A review by catamoore
What Is the What by Dave Eggers

4.0

This is an incredible book. It deserves a 4.5, but drat! That's not an option. Since I live in Atlanta, Achak's story was immediately relevant (and kind of amusing that he survived the Sudanese Civil War, but his thoughts on Atlanta? Now THAT'S somewhere you don't wanna be). Piedmont Hospital, North DeKalb Mall, Georgia Perimeter College... all these locations are part of my everyday lexicon and life and helped me relate to Achak and his experience all the more. It brought Sudan HERE. To America. To my everyday life. I don't think any other book I've ever read has so successfully connected me with the conflict of a foreign nation and helped me to understand and empathize with it.

I listened to the book on audiobook (uploaded from CDs to my iPod), which caused some problems because the discs would sometimes run out of order and I got confused because the book would jump around from different time periods and places so it wasn't immediately clear to me when I was listening to the wrong disc. This probably cut down some of my enjoyment, understanding, and appreciation of the book, by no fault of its own.
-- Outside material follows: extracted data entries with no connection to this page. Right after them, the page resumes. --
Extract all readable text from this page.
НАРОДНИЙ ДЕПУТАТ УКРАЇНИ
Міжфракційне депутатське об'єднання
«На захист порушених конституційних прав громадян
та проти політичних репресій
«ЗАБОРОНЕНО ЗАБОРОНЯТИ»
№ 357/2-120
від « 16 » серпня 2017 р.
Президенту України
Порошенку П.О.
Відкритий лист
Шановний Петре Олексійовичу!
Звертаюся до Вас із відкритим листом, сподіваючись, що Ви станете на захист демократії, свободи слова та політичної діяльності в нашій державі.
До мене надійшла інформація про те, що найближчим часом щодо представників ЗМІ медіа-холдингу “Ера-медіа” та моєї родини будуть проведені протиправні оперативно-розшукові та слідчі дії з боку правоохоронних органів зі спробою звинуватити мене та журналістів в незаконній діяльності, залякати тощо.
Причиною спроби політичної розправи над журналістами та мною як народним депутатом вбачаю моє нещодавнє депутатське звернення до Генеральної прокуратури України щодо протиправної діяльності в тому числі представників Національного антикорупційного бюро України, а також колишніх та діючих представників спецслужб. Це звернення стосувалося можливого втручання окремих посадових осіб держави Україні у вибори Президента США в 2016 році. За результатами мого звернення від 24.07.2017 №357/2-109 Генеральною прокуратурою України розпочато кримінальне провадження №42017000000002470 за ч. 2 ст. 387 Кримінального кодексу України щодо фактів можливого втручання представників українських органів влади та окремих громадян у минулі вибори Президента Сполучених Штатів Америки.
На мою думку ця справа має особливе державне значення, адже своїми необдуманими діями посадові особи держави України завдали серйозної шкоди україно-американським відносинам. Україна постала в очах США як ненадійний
Dion Graham's reading is spot-on and engaging.

The voice in which Dave Eggers writes and the dialogue he's reconstructed read as genuine (for the most part). I would be interested in a sequel actually written by Achak Deng in his own words to see how accurately Dave Eggers depicted him.

Overall, a powerful, heartbreaking, inspiring book.

**SPOILER (kind of)**
The What is Achak's Matrix-like choice to leave what he has been given (Sudan and the conflict) and the unknown. The What is unpredictable, scary, maybe is even sometimes worse than the cows of Sudan, but allows for that bright light of POSSIBILITY.